Superados os requisitos do requerimento, o segundo passo do procedimento extrajudicial é a confecção de uma ata notarial, ou seja, a elaboração de um Título Hábil ao registro da Posse Ad Usucapionem, baseando-se na premissa de que para a criação, modificação ou extinção de direitos reais e direitos a eles relativos, torna-se necessária a existência de um título hábil ao registro.

Para tanto, deverá a ata notarial, em suma, abranger as características específicas do imóvel, individualizando-o, bem como a identificação, mediante a qualificação completa dos usucapientes, seus respectivos cônjuges e dos titulares do imóvel. Deverá o usucapiente expor de que forma e há quanto tempo exerce posse sobre o imóvel, tornando possível ao Oficial do Cartório de Registro de Imóveis enquadrar, corretamente, a modalidade de usucapião aplicável ao caso.

A ata notarial também desafia a competência territorial, porém relativa, uma vez que, embora não haja definição de competência para atos dos Cartórios de Notas, é expressamente vedado ao Tabelião a realização de diligências fora da circunscrição de sua serventia.

Isto significa que a ata por si só poderá ser lavrada em qualquer serventia de notas, dentro ou fora da comarca de situação do imóvel usucapiendo. Porém, sendo necessária a diligência do Oficial ao local para comprovação ou para atestar situação peculiar da posse, nele estará limitado à circunscrição de direito.

Importante ressalvar que a diligência in loco não é imprescindível para a comprovação da posse ou confecção e lavratura da ata, trata-se de necessidade a ser avaliada pelo próprio oficial em caso concreto, assim como autoriza o Provimento nº 65 do Conselho Nacional de Justiça, o qual regulamenta o Código de Processo Civil no tocante a usucapião extrajudicial:

Art. 4º (...)

g) outras informações que o tabelião de notas considere necessárias à instrução do procedimento, tais como depoimentos de testemunhas ou partes confrontantes; (...)
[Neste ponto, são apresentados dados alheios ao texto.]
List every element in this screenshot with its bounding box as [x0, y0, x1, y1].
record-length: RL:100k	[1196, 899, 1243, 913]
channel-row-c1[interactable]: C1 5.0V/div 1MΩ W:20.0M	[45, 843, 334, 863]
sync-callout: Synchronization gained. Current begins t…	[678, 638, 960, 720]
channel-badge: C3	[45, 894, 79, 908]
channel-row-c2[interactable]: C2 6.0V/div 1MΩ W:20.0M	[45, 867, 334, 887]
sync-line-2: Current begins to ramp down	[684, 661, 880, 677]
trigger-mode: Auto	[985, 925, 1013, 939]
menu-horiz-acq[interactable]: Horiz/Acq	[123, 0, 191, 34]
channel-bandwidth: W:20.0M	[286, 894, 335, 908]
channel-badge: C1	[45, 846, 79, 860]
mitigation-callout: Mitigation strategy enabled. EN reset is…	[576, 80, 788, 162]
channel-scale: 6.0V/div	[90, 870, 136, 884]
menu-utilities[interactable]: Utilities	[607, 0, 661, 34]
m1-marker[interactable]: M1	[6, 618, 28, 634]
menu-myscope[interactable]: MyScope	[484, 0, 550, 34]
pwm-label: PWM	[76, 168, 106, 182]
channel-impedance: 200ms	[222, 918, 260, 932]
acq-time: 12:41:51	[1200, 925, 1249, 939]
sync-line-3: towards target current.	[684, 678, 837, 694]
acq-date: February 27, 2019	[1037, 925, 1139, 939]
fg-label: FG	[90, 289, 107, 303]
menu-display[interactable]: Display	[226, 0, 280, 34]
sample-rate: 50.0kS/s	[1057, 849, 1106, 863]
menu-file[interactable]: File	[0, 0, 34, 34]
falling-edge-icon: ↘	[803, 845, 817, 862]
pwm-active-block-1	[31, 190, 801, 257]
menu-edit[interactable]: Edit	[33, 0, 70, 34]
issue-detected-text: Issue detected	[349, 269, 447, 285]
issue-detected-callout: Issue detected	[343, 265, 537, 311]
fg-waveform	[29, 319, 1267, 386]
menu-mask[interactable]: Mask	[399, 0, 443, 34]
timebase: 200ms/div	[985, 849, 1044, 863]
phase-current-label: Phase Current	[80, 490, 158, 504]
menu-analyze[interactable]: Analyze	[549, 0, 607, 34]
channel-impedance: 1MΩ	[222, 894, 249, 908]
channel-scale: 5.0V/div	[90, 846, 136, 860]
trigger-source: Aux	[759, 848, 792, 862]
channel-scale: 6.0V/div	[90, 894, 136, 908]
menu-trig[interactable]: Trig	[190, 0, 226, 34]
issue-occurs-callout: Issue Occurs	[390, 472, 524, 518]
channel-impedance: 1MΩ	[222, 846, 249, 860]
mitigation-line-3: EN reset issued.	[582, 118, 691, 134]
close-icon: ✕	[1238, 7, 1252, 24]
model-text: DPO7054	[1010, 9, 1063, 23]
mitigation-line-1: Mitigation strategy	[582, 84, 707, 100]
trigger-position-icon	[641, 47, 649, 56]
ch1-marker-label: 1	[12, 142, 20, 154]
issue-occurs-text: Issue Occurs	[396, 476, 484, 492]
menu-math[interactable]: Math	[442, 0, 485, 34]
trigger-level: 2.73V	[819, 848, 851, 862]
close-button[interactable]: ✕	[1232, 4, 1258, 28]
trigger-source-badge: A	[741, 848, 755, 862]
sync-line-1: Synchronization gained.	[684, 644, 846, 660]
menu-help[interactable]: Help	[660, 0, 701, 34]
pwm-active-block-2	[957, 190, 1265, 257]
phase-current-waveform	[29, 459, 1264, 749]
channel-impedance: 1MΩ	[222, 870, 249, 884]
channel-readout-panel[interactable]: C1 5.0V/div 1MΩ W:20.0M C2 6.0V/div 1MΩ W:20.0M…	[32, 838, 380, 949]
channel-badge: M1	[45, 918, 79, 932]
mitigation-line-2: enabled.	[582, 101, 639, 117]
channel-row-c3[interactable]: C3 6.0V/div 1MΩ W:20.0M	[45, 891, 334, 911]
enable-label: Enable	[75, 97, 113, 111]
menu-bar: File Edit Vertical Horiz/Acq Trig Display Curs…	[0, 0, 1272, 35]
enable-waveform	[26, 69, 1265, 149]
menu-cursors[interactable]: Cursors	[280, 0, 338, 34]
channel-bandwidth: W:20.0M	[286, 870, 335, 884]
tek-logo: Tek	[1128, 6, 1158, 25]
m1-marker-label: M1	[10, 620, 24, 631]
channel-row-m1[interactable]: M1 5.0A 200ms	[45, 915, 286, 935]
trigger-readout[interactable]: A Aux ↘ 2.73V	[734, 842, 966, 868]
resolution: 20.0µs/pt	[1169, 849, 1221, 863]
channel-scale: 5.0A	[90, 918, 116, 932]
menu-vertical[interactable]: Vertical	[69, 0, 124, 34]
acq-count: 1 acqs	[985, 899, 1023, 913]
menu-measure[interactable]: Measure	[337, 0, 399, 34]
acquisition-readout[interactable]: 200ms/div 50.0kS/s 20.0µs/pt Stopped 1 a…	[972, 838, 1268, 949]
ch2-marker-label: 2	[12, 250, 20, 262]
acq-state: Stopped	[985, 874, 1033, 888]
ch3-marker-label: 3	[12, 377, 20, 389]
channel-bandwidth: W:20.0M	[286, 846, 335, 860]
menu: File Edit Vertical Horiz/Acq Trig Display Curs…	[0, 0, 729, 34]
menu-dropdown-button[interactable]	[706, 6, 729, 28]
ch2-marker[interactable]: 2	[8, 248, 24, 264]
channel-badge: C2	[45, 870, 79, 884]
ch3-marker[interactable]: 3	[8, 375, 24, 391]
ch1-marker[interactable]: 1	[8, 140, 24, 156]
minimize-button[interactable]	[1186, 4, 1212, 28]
(Provimento nº 65/2017, do Conselho Nacional de Justiça – CNJ)

Outro ponto a ser superado constitui a principal dificuldade prática da usucapião extrajudicial, uma vez que atribui ao Oficial o poder discricionário típico do Estado para exigir documentos não elencados em lei e, portanto, tornar o procedimento subjetivo e digno de julgamento, e não somente de conferência do cumprimento de requisitos objetivos.

Com isto, detém o Tabelião de Notas, ainda que não previsto em lei, o livre convencimento e a liberalidade para exigir documentos não elencados no Provimento nº 65/2017, o que, por sua vez, torna o procedimento incerto ao requerente.

Ademais, persiste controvérsia no processamento objetivo da usucapião extrajudicial quanto à exigibilidade do ITCD (Imposto sobre Transmissão Causa Mortis e Doação de Quaisquer Bens ou Direitos), considerando-se casos de envolvimento de inventários não concluídos para a transferência da propriedade pelas vias ordinárias.

Isto, porque a legislação tratou de dispensar a exigência de certidão de não incidência de ITBI (Imposto de Transmissão de Bens Imóveis Inter-Vivos) e de certidão expedida por ente público atestando que a aquisição pretendida não constitui parcelamento irregular de solo, mas não adentrou à questão tributária em caso de proprietário já falecido, hipótese em que faz-se necessário o recolhimento do ITCD, de tal sorte que a incidência do ITCD permanece aplicável caso a caso considerando-se as suas particularidades e entendimento do Tabelião.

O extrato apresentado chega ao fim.